Inspired by BSNL's *upto* business they too have started giving upto _ kpbs in ALL their plans. It used to be dedicated earlier. But it's not bad. For example, in my 384 kpbs line I get 40-42 kpbs in peak hours, and 45 and sometimes more off peak hours.



preshit.net said:


> Now, my queries are as follows:
> 3: How are the downtimes like ?


It has never crossed 24 hours in a year, usually below 12.



preshit.net said:


> Now, my queries are as follows:
> 
> 4: Any dialers or OS specific apps required ?


NO



preshit.net said:


> Now, my queries are as follows:
> 
> 5: What modem is provided ? Does it work with the D-Link DSL-502T ?


If that Dlink modem you mentioned is an ADSL mdem it will work. They provide beetel modem. Ask for a LAN modem if you want to use Linux. It will work with both WIndows and Linux. I bought a Zyxel router from them three years back, it's good. Now I think they retail that for Rs. 1500.



preshit.net said:


> Now, my queries are as follows:
> 
> 6: Any disadvantages as such ?


No none in particular


----------



## krazzy (Jun 22, 2008)

Is having an Airtel landline phone necessary to get Airtel net connection?


----------



## preshit.net (Jun 22, 2008)

The Airtel connection, same as MTNL/BSNL is a ADSL2+ connection. 

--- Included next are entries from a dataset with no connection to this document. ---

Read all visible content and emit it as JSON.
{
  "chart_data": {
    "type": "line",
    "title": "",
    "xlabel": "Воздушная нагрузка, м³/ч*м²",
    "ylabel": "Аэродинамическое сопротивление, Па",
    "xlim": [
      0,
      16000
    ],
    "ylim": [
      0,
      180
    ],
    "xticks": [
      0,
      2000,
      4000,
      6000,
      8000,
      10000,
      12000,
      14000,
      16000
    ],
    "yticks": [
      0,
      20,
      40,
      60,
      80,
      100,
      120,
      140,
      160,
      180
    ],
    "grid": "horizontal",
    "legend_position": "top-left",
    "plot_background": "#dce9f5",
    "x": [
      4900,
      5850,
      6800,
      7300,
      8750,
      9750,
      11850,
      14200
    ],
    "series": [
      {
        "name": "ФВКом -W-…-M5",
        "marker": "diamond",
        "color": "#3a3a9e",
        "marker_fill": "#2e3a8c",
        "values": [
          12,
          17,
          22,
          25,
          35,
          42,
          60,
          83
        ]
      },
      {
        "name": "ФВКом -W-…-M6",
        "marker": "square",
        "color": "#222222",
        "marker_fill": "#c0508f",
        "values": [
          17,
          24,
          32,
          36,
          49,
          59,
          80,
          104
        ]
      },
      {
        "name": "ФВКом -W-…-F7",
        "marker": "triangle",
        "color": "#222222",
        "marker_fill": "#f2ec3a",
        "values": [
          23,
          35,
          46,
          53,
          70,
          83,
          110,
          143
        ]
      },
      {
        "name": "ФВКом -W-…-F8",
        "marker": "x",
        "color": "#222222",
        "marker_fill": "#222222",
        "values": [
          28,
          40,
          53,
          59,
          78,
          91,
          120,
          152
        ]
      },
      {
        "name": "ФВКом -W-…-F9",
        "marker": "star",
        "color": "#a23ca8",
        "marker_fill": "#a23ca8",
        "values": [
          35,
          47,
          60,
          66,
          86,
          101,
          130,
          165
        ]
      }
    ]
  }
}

You need to have physical telephone line to your house from their DP box. Now, if you don't intend to use the connection for making calls, just choose thier "internet only" plans and do not connect a physical telephone instrument to the line.


----------



## krazzy (Jun 22, 2008)

Oh. OK. Thanks. I didn't know Airtel broadband was available in Mumbai too.


----------



## preshit.net (Jun 22, 2008)

It's been available since 2006


----------